The Baker Act is also used disproportionately on Black children; 25% of all children who were seized and involuntarily examined were Black in 2016-17 (the last year for which race data was reported statewide), despite Black children comprising only 15% of Florida’s under-18 population.

What’s more, this widespread use of the Baker Act contradicts the recommendations of most medical professionals. Two recent national surveys of over 700 members of the American Psychiatric Association found that mental health professionals support severely restricted and extremely narrow grounds for involuntary commitment. Notably, none of the professionals surveyed considered disabilities or ordinary expressions of sadness to be appropriate cause for involuntary psychiatric examination.

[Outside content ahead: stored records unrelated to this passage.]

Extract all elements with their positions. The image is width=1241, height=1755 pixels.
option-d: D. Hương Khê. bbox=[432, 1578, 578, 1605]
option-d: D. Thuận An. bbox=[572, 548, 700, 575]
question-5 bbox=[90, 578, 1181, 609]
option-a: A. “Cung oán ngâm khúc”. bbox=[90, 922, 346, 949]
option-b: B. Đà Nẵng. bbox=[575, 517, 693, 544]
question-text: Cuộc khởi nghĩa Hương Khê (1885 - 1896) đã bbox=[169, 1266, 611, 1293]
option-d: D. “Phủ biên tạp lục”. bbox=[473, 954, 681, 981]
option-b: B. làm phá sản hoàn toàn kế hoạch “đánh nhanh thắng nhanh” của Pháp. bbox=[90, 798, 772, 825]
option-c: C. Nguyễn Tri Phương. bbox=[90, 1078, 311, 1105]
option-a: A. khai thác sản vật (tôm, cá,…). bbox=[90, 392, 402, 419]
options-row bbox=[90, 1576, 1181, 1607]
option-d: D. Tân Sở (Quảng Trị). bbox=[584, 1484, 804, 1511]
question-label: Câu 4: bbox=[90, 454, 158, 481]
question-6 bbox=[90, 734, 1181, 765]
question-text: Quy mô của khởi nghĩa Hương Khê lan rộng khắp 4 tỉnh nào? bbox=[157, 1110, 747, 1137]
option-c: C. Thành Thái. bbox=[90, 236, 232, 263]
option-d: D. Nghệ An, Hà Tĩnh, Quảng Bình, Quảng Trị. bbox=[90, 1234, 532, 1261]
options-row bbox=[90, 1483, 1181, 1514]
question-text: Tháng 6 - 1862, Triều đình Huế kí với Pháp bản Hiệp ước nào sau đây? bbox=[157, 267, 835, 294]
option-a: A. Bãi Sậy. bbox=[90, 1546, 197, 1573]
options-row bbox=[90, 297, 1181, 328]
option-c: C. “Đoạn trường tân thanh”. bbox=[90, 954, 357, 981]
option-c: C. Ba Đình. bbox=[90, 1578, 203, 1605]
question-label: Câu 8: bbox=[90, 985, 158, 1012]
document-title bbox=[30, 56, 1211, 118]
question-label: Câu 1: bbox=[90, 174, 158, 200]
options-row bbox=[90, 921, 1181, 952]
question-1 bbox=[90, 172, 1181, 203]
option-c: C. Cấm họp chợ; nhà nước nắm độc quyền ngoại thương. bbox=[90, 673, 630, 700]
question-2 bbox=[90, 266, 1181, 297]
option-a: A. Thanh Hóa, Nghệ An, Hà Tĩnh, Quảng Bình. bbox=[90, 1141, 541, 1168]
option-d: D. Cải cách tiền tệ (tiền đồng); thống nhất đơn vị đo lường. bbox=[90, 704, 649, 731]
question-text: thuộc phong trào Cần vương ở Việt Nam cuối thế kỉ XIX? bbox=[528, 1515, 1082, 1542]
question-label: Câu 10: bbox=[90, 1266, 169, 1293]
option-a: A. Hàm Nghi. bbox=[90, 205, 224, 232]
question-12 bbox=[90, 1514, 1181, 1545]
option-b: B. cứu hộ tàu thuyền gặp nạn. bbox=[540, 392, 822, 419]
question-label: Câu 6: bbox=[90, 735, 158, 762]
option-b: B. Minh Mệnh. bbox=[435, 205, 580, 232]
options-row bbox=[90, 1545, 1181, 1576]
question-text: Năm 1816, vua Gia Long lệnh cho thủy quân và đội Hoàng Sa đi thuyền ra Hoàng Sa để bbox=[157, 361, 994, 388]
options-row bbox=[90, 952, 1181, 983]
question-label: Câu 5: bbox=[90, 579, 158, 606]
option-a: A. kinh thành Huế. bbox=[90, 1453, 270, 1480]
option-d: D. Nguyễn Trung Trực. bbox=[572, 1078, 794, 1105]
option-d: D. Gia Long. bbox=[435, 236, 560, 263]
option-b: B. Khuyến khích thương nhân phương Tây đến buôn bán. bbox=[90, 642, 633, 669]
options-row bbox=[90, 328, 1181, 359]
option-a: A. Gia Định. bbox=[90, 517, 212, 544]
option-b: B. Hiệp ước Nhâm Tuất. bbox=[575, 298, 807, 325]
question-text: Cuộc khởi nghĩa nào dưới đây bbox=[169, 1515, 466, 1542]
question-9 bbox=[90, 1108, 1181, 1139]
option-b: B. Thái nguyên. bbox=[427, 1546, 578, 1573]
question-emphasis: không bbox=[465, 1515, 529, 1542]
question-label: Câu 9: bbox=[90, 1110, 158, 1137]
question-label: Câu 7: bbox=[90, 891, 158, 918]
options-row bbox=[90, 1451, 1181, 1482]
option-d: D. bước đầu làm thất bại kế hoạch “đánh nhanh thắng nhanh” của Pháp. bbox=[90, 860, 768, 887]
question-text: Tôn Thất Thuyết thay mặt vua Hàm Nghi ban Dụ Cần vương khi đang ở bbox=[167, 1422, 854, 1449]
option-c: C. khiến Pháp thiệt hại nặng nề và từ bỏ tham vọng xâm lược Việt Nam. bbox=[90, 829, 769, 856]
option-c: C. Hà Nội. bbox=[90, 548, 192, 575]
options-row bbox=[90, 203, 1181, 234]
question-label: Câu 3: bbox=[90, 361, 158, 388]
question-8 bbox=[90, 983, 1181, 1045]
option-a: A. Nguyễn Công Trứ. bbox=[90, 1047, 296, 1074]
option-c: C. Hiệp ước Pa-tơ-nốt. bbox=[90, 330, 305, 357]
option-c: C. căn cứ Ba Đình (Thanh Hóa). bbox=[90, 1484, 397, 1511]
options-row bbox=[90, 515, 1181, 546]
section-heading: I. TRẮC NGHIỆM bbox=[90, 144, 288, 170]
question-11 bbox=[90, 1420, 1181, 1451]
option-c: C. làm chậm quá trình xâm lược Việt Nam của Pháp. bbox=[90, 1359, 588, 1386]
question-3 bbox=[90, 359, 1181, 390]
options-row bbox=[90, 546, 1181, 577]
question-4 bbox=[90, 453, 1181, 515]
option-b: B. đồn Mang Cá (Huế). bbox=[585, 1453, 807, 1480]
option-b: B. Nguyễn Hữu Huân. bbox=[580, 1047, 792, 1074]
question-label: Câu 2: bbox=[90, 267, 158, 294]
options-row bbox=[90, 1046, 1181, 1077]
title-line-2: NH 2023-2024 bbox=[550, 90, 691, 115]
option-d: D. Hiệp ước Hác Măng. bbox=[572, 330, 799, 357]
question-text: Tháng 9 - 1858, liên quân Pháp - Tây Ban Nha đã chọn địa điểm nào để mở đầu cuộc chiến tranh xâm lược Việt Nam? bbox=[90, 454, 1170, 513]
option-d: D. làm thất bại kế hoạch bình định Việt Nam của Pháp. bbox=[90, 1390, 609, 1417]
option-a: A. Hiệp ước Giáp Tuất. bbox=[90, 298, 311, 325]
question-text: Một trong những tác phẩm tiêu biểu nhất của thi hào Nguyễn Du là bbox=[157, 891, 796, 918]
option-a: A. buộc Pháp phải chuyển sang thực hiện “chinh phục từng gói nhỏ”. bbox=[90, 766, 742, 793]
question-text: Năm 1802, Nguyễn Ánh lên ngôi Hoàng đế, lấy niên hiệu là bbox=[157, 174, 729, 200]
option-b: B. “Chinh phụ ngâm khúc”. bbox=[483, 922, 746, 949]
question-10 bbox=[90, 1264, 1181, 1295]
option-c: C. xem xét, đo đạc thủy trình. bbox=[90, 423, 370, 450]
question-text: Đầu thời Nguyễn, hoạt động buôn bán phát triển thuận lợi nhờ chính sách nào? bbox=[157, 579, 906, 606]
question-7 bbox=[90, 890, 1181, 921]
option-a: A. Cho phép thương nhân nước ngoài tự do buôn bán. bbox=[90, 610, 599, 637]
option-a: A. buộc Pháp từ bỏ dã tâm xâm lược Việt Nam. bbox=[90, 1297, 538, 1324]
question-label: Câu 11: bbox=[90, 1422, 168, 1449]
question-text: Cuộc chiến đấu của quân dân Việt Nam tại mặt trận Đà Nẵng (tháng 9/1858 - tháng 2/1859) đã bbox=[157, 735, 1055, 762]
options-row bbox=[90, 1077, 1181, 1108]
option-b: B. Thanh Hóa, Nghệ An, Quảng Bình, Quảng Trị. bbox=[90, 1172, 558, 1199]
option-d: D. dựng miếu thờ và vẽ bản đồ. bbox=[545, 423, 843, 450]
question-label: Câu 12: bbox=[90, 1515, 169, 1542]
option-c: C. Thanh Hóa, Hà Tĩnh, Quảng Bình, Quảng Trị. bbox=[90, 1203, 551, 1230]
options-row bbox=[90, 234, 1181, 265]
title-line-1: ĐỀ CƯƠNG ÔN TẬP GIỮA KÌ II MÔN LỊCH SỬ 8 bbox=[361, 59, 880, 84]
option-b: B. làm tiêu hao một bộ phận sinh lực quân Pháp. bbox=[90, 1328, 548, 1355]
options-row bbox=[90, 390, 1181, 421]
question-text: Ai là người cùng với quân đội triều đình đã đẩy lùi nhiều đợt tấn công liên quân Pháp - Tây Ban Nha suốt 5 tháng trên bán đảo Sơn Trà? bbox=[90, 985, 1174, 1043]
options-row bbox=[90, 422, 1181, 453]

Similarly, one of the few empirical studies of holding children under 10 for involuntary psychiatric examination explains that this practice should be rare because these children rarely have the means to seriously harm themselves or others. Moreover, unnecessary use of the Baker Act actually harms a child’s mental health.

Despite the scientific evidence, schools in Palm Beach County and across Florida continue this practice. The SPLC lawsuit seeks broad reforms that would limit the use of the Baker Act and make school officials more accountable.

“We can and must do better,” Jackson said. “We’re demanding that children have access to the services and resources they need and are free from the trauma of handcuffs, police car transports, confinement and involuntary examinations that are unnecessary, inappropriate and, at times, illegal.”